前にも言ったかと思うが、僕らの仕事は二期作地帯を除いては一年に一度しか同じものを作れないのだ。お米にしたってそうなのだ。
工業製品なら何千回、何万回と作れるかもしれないが、僕らは一年に一回なのだ。 したがってどんなに名人と呼ばれようが生涯にせいぜい50回か60回の世界なのだ。
そんな農業では良いも悪いも経験は決して疎かには出来ないものとして僕は考えている。 だから僕はいつも疑問を持ったり、不安になったりすると大先輩を訪ねる。
必ずしも作物のことばかりとは限らず、色んな世間話の中にも隠されたヒントが山ほどあると思っているからだ。
日中は少しは良くなった首から肩にかけての痛みは夜に入り、寝入る頃になると痛みが増してくる。 実は一昨日から接骨院を替えたのだが、それでも一向に良くならないことに焦りが出てきて、そんな愚痴話でも聞いてもらおうと今日もある大先輩を尋ねた。
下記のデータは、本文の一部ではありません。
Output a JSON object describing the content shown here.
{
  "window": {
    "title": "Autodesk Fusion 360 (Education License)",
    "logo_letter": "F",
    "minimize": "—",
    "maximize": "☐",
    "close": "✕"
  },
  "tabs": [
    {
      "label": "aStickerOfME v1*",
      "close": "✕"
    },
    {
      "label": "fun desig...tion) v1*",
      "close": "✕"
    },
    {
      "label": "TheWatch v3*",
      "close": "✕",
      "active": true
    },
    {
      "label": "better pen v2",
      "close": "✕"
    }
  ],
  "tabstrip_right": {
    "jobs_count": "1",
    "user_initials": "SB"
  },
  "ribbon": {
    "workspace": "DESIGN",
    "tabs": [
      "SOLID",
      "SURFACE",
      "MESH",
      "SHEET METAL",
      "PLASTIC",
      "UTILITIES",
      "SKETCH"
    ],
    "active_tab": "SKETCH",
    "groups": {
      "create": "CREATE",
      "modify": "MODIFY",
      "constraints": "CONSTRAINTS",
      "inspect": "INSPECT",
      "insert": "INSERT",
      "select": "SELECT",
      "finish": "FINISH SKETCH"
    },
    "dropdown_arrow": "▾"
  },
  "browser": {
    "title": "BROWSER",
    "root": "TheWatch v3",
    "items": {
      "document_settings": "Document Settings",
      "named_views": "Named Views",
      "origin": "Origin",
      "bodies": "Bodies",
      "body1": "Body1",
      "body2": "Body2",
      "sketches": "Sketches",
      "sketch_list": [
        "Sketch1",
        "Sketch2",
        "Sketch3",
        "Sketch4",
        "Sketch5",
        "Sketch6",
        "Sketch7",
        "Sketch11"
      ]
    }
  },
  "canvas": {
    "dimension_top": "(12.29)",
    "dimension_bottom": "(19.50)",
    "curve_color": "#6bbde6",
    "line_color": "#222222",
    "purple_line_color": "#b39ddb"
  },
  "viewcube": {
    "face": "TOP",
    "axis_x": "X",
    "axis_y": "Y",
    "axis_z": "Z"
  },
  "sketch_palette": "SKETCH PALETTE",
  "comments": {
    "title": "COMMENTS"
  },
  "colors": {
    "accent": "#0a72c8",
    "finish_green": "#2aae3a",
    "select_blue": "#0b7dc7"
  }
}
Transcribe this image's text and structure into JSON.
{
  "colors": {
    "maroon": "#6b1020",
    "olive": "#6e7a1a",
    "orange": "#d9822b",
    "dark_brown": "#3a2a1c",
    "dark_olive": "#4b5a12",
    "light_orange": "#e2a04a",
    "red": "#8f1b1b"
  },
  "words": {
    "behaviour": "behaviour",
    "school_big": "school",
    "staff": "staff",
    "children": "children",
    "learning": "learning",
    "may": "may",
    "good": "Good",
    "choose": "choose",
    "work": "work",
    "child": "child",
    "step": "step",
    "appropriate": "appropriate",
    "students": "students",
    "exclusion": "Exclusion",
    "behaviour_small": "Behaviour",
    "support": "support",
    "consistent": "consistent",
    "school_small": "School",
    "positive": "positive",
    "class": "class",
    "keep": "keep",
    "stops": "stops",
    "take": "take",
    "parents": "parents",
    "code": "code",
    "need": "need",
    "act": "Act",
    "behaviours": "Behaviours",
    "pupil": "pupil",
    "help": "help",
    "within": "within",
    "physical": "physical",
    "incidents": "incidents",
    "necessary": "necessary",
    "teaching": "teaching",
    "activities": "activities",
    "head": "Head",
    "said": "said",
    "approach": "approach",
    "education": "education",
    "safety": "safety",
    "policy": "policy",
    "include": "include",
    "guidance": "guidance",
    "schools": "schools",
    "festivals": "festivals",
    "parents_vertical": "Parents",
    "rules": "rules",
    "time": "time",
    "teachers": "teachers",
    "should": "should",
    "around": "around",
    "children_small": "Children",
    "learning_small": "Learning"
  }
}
先輩夫妻は村祭りで使う米俵のミニチュア作りに励んでおられた手を休め、僕のたわいもない話を四時間にも亘って相手にしてくださった。
話し終え家路に着く頃には 「よし!今年も頑張るぞ」 って気持ちになるんだ。 これって何十年も現役で頑張ってこられた方たちには不思議な力があるんだと僕なりに信じてることなのだ。